14.1 Approaches to reliability

Reliability can be operationalized in different ways (Table 14.1). First, we could consider reliability as an estimation of measurement stability. Consequently, we should administer the same test several times. Second, we might consider reliability as the estimation of measurement equivalence in two equal forms. To estimate this type of reliability we must create two equal forms (i.e., alternate forms) of the same test. Third, we could consider reliability as an estimation of consistency across raters. Then, the same task (e.g., classifying objects or people) should be applied to two or more raters/judges. Last, reliability can be conceptualized as a method to estimate the internal consistency of a test. In this case, we need to administer the same test to at least two respondents to generate several scores on the same test.

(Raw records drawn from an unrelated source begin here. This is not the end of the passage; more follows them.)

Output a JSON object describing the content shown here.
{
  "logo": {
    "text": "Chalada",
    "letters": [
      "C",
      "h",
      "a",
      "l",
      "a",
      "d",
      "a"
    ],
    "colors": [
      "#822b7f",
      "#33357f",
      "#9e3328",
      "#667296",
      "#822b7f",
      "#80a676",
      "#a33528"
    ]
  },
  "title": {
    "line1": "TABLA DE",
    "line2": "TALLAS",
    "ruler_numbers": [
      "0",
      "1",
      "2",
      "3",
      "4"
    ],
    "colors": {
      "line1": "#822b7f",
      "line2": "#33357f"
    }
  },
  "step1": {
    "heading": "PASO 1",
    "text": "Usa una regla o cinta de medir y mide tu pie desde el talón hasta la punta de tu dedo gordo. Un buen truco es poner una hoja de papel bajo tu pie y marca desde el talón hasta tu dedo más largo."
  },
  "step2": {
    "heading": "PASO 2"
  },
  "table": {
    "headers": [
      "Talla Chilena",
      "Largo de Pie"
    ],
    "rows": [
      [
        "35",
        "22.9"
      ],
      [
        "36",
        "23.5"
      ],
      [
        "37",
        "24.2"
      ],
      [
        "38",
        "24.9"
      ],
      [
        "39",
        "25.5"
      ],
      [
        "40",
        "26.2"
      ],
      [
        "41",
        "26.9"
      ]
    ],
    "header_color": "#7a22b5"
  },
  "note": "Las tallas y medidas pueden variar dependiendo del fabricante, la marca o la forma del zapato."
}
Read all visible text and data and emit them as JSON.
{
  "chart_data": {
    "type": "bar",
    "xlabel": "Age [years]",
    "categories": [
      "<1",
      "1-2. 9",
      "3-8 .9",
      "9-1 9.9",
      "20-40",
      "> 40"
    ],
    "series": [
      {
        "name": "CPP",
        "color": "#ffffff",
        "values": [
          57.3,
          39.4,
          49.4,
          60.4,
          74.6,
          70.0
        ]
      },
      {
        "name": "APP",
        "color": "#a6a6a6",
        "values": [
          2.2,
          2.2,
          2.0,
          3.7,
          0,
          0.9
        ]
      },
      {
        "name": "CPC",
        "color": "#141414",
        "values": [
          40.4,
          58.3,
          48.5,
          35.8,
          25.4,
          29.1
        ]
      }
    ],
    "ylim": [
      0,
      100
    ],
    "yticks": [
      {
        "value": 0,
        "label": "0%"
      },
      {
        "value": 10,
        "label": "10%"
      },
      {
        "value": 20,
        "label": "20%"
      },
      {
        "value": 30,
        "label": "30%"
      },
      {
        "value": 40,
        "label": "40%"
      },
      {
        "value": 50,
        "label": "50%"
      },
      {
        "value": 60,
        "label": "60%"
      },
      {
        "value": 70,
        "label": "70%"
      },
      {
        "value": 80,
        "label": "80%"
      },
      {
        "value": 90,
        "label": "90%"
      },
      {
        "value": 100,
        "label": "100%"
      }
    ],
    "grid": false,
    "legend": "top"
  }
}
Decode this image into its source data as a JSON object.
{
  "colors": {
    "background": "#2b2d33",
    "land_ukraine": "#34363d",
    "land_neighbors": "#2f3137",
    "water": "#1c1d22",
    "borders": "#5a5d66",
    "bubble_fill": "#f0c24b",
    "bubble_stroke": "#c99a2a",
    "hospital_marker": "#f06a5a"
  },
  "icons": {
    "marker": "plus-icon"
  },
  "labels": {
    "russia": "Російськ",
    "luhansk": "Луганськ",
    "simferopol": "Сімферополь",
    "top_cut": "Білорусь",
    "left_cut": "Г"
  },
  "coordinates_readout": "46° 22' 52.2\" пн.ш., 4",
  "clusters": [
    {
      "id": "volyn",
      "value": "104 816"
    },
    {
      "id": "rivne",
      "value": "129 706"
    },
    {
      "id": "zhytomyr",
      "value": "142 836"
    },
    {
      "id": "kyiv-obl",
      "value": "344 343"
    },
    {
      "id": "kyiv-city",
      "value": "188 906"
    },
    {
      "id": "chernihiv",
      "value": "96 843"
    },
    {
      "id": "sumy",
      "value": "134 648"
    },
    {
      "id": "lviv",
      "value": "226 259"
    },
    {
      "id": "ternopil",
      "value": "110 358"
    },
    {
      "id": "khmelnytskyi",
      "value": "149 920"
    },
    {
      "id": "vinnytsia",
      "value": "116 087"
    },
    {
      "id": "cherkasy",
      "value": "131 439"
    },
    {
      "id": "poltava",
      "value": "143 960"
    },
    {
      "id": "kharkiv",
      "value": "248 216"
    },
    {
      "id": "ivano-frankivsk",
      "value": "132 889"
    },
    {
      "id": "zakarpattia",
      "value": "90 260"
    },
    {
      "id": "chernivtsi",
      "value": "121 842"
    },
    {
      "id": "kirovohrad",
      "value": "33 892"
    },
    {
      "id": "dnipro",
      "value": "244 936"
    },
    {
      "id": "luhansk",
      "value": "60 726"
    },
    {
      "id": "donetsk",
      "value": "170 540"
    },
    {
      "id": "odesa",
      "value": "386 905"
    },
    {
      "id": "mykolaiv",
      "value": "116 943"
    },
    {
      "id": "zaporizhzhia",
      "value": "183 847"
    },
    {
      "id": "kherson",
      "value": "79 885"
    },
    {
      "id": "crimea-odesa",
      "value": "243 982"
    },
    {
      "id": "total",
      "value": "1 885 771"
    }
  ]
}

Table 14.1: Approaches to Reliability
Estimation Coefficient Operationalization Test administration Source of error
Test-retest \(Cor(X_{1}, X_{2})\) Repetition of measurement Two or more times Instability over time
Parallel forms \(Cor(X_{i}, X_{j})\) Two alternate forms Twice Lack of equivalence
Inter-rater Once Disagreement among raters
Cohen-Kappa (\(\kappa\)) Two raters (categorical data)
Fleiss-Kappa More than two raters (categorical data)
Intraclass correlation Two or more raters (quantitative data)
Internal consistency Two or more scores in a single test Once Heterogeneous item content
Split half tests Spearman-Brown
Tau Equivalent
Item covariance Alpha (\(\alpha\))
KR--20
Guttman's Lambdas (\(\lambda\))
Omega (\(\omega_{h}, \omega_{t}\))
EFA/CFA
Note. \(Cor(X_{1}, X_{2})\) = Correlation between test and retest. \(Cor(X_{i}, X_{j})\) = Correlation between forms \(i\) and \(j\) of the test. KR--20 = Kuder-Richardson Formula 20 to estimate the reliability coefficient for binary data. EFA/CFA = Exploratory Factor Analysis/Confirmatory Factor Analysis.